Asking 7 questions over 23 using the strategy InitialD leads in average to the same estimation error than asking 12 questions at random, or asking 19 questions using a traditional adaptive test. InitialD converges towards the final diagnosis faster than the other strategies. Using our method, 12 questions seem enough to get a diagnostic that predicts correctly 70% of the outcomes.

Discussion

On every dataset we tried, InitialD performed better, and with a narrower confidence interval, than the other strategies. On the TIMSS dataset, the Random strategy performs well compared to a normal adaptive test. It may be because the test is already well balanced, so random questions have high probability to be diverse.

If the number of questions to ask (k), the number of questions in the bank (n) and the number of measured knowledge components (K) are low, it is possible to simulate every subset of k questions over n. However, in practice, question banks on platforms will be large, so InitialD’s complexity, O(nk3) after a preprocessing step in O(n3), will be an advantage. In this paper, we tested our method on datasets of up to 23 questions, but the exact determinantal point process sampling algorithm has already been tried on databases of thousands of items (Kulesza and Taskar 2012). Please note that this work naturally extends to the question cold-start problem: having a new question on the platform, how to identify a group of students to ask it to in order to estimate its discrimination parameters over all knowledge components.

InitialD could be improved by sampling several subsets of questions, and keeping the best of them. Sampling subsets of k questions has complexity O(nk3), finding the one achieving the biggest volume has complexity O(k3). Drawing several subsets increases the chance to determine the best subset to ask first.

Conclusion and Further Work

We showed, using real data, that our strategy InitialD, based on determinantal point processes, performed better than other strategies for cold-start at predicting student performance. As it is fast, this method can be applied to the generation of several diverse worksheets from the item bank of an educational platform: a learner can request a worksheet of k questions, attempt to solve them, receive their ability features as feedback (strong and weak points), then ask for another worksheet. Items already administered to some student can be removed from the item bank, in their view, so that the same learner does not get the same exercise in two consecutive worksheets.

As further work, we would like to check if sampling according to a determinantal point processes is still useful in later stages of a multistage test, after a first learner ability estimate has been computed.

InitialD solely relies on pairwise similarities between questions: it can be used in conjunction with other response models, using other feature extraction techniques that allow better vector representations of the questions. For example, one could use various information at hand such as a bag-of-words representation of the problem statement, or extra tags specified by a teacher, in order to improve the embedding of items. Such extra information will improve the selection of questions, with the same algorithm InitialD. In this paper, we used a linear kernel for the predictions and for the student model, but nonlinear kernels could be used, performing better but at the cost of interpretation.

For interpretation of KCs, a q-matrix is useful. Koedinger et al. (2012) have shown that it is possible to combine q-matrices by crowdsourcing in order to improve student models.

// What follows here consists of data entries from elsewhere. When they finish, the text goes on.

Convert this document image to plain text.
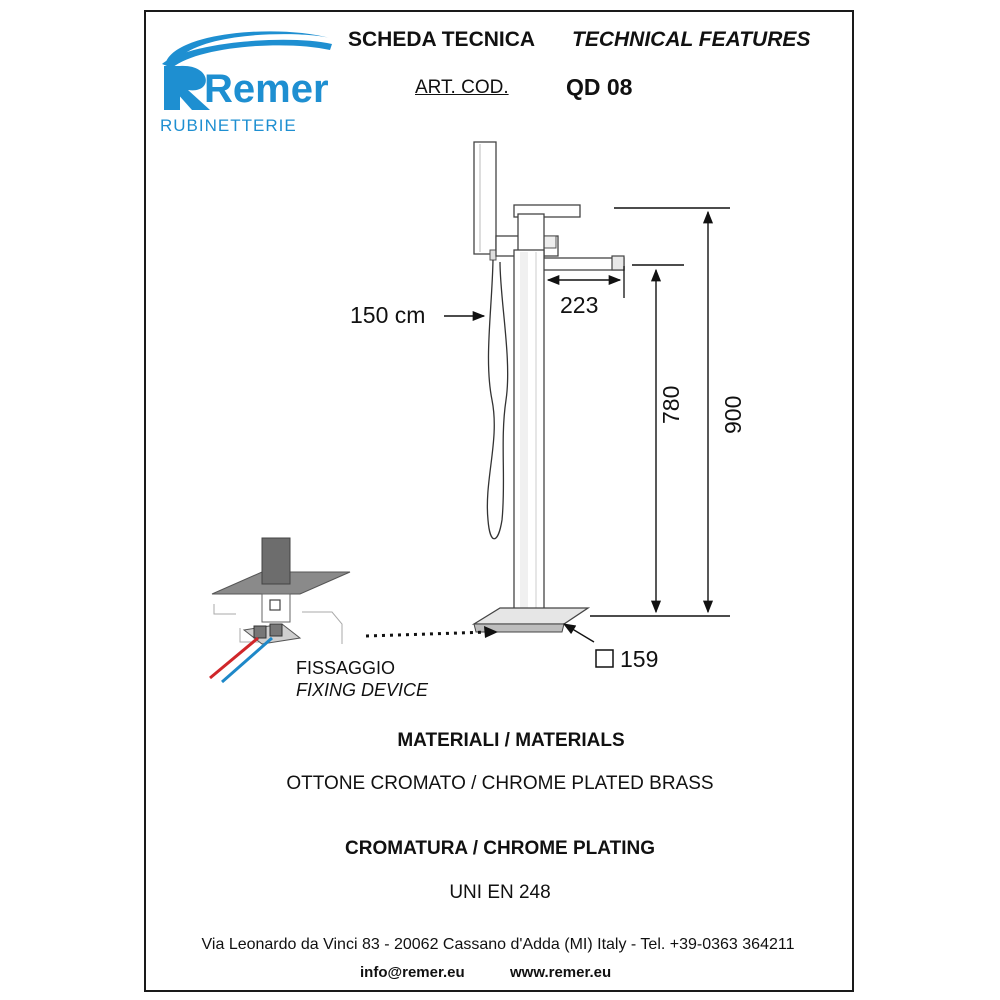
Remer
RUBINETTERIE
SCHEDA TECNICA TECHNICAL FEATURES
ART. COD. QD 08
150 cm	223
780 900
159
FISSAGGIO
FIXING DEVICE
MATERIALI / MATERIALS
OTTONE CROMATO / CHROME PLATED BRASS
CROMATURA / CHROME PLATING
UNI EN 248
Via Leonardo da Vinci 83 - 20062 Cassano d'Adda (MI) Italy - Tel. +39-0363 364211
info@remer.eu	www.remer.eu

We would like to see if it also applies to the General Diagnostic Model, and if observing the discrimination parameters can help us determine better q-matrices.

Our strategy allows a fast and narrow ability estimate of the learner knowledge, that can be revealed to them in order to help them progress. If the lessons in the course are also mapped to KCs, recommendations of lessons could be made based on this initial evaluation, for example. We aim to apply InitialD to automatic generation of worksheets at the beginning of a MOOC, in order to provide low-stakes formative assessments, and evaluate them on real students.